After spending some time hidden behind bandages, The Weeknd emerges transformed in the video Save Your Tears.
So, after The Weeknd’s decapitation and transformation, he gets to perform for the occult elite. Then, he gets to perform at the Super Bowl. But he wasn’t alone.
Why were there so many clones? Is it, perhaps, a reminder that The Weeknd can be replaced by the elite at any time? After all, in order to become a “Starboy”, he had to undergo a profound transformation which completely denatured him. The process involved drugs, violence, torture, demonic possession, and dissociation (represented by decapitation). The Weeknd’s grotesque face in the video Save Your Tears is a representation of the artist’s distorted soul after going through the trauma required to become an industry darling. And if he ever rebels against the system that made him, another clone is ready to be programmed to take his place.

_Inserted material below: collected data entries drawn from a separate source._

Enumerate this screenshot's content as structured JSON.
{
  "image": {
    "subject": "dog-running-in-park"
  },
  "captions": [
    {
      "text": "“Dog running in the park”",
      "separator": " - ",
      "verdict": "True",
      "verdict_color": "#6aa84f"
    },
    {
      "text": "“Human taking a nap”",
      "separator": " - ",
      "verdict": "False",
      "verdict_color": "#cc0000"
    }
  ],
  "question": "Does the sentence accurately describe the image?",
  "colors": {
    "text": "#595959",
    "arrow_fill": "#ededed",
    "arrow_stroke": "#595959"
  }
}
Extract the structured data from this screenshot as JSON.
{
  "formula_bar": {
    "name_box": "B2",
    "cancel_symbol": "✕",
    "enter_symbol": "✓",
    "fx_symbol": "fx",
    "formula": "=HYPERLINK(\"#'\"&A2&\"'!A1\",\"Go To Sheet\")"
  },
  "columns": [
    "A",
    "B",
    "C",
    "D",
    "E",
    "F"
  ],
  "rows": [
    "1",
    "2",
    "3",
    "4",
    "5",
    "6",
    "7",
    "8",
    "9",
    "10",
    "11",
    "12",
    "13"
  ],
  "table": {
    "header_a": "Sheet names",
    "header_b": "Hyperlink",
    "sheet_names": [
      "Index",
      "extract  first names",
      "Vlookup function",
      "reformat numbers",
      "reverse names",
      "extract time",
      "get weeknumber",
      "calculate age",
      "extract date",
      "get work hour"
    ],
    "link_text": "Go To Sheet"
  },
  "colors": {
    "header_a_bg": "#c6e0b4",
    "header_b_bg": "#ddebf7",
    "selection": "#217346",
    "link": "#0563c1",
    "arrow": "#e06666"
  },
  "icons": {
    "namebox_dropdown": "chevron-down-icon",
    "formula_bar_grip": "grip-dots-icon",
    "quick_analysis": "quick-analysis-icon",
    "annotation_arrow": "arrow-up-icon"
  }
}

The Weeknd’s Super Bowl performance appears to be the conclusion to a narrative that has been going on for months. Through music videos and live performances, the singer has been telling a story about fame, fortune, and the true cost of it all. This story was amplified and “validated” by mass media itself as he was given the opportunity to play out his persona on the biggest stages on Earth. After winning awards and appearing in countless media events while in character, The Weeknd brought his dark persona to the masses during the Super Bowl Halftime show.
The moral of the story: Selling your soul is totally worth it … until you get decapitated. More importantly, the show is a reminder of who actually rules the “entertainment” that we’re supposed to consume while in lockdown.
Oh, and the Buccaneers won the Super Bowl.